Who reviews my bankruptcy papers after I file?

A complete bankruptcy petition with supporting schedules and statements runs around 50 pages. So what happens to these papers after the bankruptcy debtor reviews and signs them, and the attorney files them with the court?

One of bankruptcy's unique aspects is that there is a huge cast of characters in bankruptcy, each with a particular role. Different officials and parties review filed bankruptcy papers for different things.

Clerk of Court: Administrative Matters

Often, a deputy clerk of court will review the petition to make sure nothing is missing or facial defective. If there is an apparent problem, the clerk will issue a notice that the petition is deficient. At that point, the omission either needs to be corrected or otherwise resolved.

Bankruptcy Administrator: Chapter 7 Eligibility and More

In North Carolina, the Bankruptcy Administrator, an independent judicial official, is charged with certain duties related to overseeing the fairness and administration of the bankruptcy process. In chapter 7 cases, the Bankruptcy Administrator's office has the duty to review a bankruptcy case to determine whether or not there are means testing eligibility problems or other circumstances that raise a question of whether relief under chapter 7 is appropriate.

The Bankruptcy Administrator also takes a role in enforcing the requirements concerning discharges in second bankruptcies, reviewing the compensation of attorneys, and raising issues of fraud or bankruptcy wrongdoing, among other things.

Bankruptcy Trustee: Assets or Plans

Generally, the bankruptcy trustee is the party who is going to give the most holistic review of bankruptcy papers. Chapter matters as to what a trustee is looking for in a review. In chapter 7, the Chapter 7 Trustee is going to carefully review assets, exemptions, and financial transactions (e.g. transfers of property), as these have the most direct impact on whether or not the trustee has the ability to pay creditors (i.e. administer an estate). A chapter 7 trustee might also bring some other irregularity in the bankruptcy case or papers to the attention of the bankruptcy judge or the bankruptcy administrator.

In chapter 13 bankruptcy, the Standing Trustee will conduct a similar review as Chapter 7 Trustee, but with an eye towards determining if whether or not the chapter 13 plan proposed by the debtor meets the requirements of Chapter 13 of the Bankruptcy Code. In particular, the trustee would review income and expenses, the nature of secured debts and priority debts, and the amount of property claimed and exempted.
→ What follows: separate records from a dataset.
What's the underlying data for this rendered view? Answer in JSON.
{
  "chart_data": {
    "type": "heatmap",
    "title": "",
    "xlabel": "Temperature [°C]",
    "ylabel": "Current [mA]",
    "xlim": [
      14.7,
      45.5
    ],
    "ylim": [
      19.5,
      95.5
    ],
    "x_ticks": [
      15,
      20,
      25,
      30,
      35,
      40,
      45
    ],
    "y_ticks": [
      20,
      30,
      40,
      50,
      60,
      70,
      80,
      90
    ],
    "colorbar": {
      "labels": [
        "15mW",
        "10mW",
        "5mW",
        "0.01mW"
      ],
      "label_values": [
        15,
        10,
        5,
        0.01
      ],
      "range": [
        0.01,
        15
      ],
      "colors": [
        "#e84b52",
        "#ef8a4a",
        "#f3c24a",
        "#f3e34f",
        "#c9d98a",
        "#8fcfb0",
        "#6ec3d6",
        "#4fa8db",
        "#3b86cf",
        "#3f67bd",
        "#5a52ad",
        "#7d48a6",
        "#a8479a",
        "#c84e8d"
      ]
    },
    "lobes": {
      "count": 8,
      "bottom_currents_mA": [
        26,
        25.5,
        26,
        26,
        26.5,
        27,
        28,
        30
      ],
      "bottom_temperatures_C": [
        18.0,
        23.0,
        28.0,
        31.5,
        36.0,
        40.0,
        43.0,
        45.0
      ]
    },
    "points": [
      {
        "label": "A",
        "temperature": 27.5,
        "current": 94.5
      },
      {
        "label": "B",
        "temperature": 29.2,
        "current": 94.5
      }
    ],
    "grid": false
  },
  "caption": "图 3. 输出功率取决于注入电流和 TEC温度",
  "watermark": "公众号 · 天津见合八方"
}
Bankruptcy Judge: When Needed

Most of the time, the bankruptcy judge assigned to a case is not going to review anything in the bankruptcy papers unless an issue is raised by another official or party. However, sometimes a bankruptcy judge may sue sponte raise some concern with a bankruptcy, perhaps an issue noticed when reviewing a related motion or request.

Creditors: Only If They Bother

Most creditors don't read or obtain the bankruptcy papers, as there is little to be gained by them doing so in most cases. They have the option to do so if they so desire. Motivated individual creditors, such as an ex-spouse or upset business partner, are the most likely of any party to pick over a bankruptcy petition with a fine tooth comb.